In the words of the study participants themselves:

“In theory, I believed I could take care of my Mom, keep up with her home, and take care of my family, my kids and myself. In reality, I’m running Mom to her doctor appointments and my kids to school and sporting events and sleepovers. I am constantly torn, feeling guilty that I’m not doing enough for anyone, including taking care of myself these days.”

“Caring for my dad has left me with much less time to spend with my own daughter… With three generations living together, there is a whole new set of rules to live by and a new set of frustrations for everyone.”

“I am an only child, and my mother’s plan was to have me care for her. She became ill during the worst financial crisis of our lifetime…She is better now, after 11 months. But I am broke.”
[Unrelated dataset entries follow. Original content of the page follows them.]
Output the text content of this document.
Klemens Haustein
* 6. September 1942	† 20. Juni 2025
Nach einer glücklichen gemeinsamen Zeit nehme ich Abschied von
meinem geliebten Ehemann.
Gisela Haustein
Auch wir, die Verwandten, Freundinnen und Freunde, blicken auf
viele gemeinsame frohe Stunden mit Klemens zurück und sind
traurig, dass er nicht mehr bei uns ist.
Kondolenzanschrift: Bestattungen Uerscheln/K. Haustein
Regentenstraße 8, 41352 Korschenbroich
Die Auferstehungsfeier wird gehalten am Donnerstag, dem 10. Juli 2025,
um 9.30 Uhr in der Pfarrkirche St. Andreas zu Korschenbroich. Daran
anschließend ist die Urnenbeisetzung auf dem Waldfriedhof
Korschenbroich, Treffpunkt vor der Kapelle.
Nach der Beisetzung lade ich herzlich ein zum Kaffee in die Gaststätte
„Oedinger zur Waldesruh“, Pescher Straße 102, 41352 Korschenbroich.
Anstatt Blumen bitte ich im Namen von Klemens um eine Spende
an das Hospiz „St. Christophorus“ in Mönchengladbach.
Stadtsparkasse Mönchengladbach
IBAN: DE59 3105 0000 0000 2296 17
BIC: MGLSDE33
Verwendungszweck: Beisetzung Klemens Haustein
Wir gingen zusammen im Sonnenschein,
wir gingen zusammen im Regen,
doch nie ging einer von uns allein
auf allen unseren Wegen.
The Caregiver’s Family Perspective:

Spouses, children, in laws and siblings of primary and secondary caregivers are also very much impacted in a long term care situation. Very often the family dynamics changes significantly. Supporting a care recipient requires time, commitment and care beyond physical needs. A spouse may resent the intrusion and withdrawal of attention they are used to receiving.

Additionally, children feel neglected when parents have to tend to their grandparents. Also, financially, college and retirement savings contributions suffer as a result of the changing focus and the increased need to cover long term care expenses.

In the words of the study participants themselves:

“I can’t attend to my children like I used to do anymore because of the care I have to give to my mother… The kids seem to act up more in school or their grades are not as good as they once were.”

“Less time for activities. Homework is stressful if there are things going on with Mom, Dad or Grandmother, and we have to hurry sometimes.”

Plan Ahead

So how can we minimize the impact of long term care? The answer seems very simple yet very few of the surveyed participants in the study have done so: PLAN AHEAD.

More than half of the respondents (55%) reported that their greatest fear regarding a long term care illness or event was being a burden on their family. In fact, they reported being five times more concerned about being a burden than dying.

Although the issue is a top concern, many are still not engaging in open conversations about potential long term care expenses, the costs or the types of care they would prefer or may need in the future. More than 90% surveyed have not talked about critical long term care issues with their spouse/partner, aging parents or adult children.

First step in planning is talk to your family.

Once you have decided what would be the best course of action if a potential need for long term care arises, meet with your trusted financial advisor and explore your options for long term care solutions.